I am effortlessly flying above the beautiful lake. The feeling of love and peace is what all of this is and it is as light as I am. I know everything about flying and start to snort. The intricacies involved or imagined on earth's plane are so simple when remembered here. Vibration! Ever changing and moving electrical vibrational frequencies. Nothing solid, just the agreement to join and become. A dance of harmony as all participate and all form the whole. Yet every particle, every atom, has a memory of its own and its place in the whole. The glue is electrical and the binding is Love! How simple, but when away from the whole, how cut off, lost, blind, and deaf we become. The ultimate sacrifice is the agreement to forget and work within a limited space and agree to the rules and boundaries. Yet the biggest miracle of all, you have all the information with you. It's locked securely in the cells and you are given the key and only have to be quiet and practice remembering to find all the answers. And help is given only when asked for. How easy it is to explain free will on the earth plane! Although I am not tired I seem to need to lie and rest awhile.
I hear a familiar voice calling to me. I feel myself being pulled up and out of the Dragons' lifeless body. Swirling, brilliant colors suround me. I look around and view my form. Though smaller, I'm quite large. My courage and loyalty are still strong. I stand erect on all fours. Though I have no wings, I do not seem to need to fly. I have long legs and great strength. I have a dignified look, long graceful neck and head. My coat is short, thick, and very shinny. It fits tightly over my large frame. I still lack something. I am not complete. What is this feeling? Why is there such an emptiness inside? I look whole and strong. There is such longing. Something is still missing!
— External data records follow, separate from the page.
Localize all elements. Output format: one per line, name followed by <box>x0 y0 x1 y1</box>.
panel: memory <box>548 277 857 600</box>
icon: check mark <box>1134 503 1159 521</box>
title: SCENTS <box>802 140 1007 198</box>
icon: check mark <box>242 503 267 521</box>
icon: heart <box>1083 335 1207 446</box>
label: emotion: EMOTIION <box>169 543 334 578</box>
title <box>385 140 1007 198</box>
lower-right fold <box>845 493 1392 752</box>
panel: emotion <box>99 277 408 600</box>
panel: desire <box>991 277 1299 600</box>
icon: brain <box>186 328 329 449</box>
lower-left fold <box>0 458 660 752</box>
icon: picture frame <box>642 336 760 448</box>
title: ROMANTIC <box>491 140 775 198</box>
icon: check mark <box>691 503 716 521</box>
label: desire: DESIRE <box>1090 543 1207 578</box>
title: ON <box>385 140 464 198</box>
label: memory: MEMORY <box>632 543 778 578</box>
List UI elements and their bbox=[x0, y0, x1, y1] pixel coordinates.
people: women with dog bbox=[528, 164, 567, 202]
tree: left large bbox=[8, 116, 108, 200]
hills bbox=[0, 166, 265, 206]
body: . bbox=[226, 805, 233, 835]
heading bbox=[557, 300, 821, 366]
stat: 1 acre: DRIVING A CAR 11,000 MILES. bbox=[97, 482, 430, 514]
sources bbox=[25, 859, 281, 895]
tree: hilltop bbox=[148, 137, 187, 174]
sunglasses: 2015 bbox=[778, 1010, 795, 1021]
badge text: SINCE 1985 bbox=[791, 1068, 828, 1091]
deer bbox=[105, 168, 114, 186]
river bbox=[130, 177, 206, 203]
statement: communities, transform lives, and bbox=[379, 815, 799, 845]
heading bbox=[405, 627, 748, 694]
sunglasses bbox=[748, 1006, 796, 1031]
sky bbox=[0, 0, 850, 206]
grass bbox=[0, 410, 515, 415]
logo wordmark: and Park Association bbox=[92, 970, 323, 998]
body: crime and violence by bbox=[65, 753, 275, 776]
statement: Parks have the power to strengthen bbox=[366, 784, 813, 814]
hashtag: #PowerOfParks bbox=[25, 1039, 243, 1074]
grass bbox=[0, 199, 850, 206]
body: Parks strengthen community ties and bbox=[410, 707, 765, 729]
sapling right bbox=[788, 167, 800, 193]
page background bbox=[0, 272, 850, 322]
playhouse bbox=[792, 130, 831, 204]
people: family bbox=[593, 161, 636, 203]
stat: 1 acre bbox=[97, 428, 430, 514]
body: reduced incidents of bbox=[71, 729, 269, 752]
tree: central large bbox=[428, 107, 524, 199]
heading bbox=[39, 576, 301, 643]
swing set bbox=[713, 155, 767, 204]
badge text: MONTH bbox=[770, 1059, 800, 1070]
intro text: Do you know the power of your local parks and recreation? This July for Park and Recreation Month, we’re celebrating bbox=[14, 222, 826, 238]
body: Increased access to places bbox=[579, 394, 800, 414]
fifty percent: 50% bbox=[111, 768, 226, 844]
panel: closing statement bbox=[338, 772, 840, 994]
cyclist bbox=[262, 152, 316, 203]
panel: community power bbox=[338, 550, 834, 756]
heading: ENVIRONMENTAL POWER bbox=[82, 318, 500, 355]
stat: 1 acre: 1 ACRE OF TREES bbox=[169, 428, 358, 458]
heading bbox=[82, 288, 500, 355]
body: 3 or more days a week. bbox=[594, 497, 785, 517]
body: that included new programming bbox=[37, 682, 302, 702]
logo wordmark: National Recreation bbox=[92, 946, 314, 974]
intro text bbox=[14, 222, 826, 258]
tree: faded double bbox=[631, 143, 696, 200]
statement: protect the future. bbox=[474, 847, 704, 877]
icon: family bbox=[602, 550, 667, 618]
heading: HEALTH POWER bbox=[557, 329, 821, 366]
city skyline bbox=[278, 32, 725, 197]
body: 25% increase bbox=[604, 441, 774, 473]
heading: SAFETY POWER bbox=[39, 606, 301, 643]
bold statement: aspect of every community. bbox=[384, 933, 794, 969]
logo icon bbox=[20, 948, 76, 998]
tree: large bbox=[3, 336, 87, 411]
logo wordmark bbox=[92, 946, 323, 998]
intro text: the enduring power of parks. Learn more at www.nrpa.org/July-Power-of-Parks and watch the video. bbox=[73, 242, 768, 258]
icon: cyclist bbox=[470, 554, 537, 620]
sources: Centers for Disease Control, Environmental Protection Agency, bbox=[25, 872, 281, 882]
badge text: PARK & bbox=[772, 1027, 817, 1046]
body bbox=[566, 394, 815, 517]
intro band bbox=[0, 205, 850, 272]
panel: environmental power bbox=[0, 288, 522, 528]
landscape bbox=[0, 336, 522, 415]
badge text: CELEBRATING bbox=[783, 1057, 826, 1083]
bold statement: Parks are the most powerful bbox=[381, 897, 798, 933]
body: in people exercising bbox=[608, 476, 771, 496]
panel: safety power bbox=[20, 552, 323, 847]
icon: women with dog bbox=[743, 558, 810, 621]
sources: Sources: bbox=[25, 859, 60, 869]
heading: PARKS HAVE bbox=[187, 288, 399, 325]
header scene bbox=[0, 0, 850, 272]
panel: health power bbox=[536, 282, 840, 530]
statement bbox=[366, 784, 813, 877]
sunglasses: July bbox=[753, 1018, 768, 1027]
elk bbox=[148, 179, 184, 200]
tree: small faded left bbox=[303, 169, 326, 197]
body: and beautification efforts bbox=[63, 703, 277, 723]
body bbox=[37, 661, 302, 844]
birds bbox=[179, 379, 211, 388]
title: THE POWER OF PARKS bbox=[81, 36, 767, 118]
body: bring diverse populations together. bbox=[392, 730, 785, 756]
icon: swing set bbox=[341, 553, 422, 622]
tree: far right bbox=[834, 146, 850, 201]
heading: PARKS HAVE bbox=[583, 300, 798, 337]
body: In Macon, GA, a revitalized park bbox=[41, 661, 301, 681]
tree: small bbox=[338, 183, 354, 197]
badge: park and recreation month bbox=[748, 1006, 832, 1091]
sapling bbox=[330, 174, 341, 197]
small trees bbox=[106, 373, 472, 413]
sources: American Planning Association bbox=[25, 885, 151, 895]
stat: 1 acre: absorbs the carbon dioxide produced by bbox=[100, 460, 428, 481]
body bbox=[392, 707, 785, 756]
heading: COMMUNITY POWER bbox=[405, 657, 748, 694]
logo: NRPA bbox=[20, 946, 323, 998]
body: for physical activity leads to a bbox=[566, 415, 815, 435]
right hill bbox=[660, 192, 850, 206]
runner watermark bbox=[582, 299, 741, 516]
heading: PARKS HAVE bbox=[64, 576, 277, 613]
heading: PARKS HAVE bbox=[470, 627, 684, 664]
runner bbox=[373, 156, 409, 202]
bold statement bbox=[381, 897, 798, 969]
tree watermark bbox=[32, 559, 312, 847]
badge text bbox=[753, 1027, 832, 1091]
As I gaze about this golden field I am filled with happiness at what I feel and see. I breathe the air deep into my nostrils and become heady with the pungent aromas. I want to just run, and run, and run... My eyes can't believe the beauty of the colors I see and feel around me. I seem to hear colors! Although I am alone, I don't feel alone. I begin to lope easily across the field. The ground is quite level and firm. Yet, when I glance quickly out of the corner of my eye, everything seems to be vibrating and it seems to lack substance. I don't want to think about it right now. I just want to be!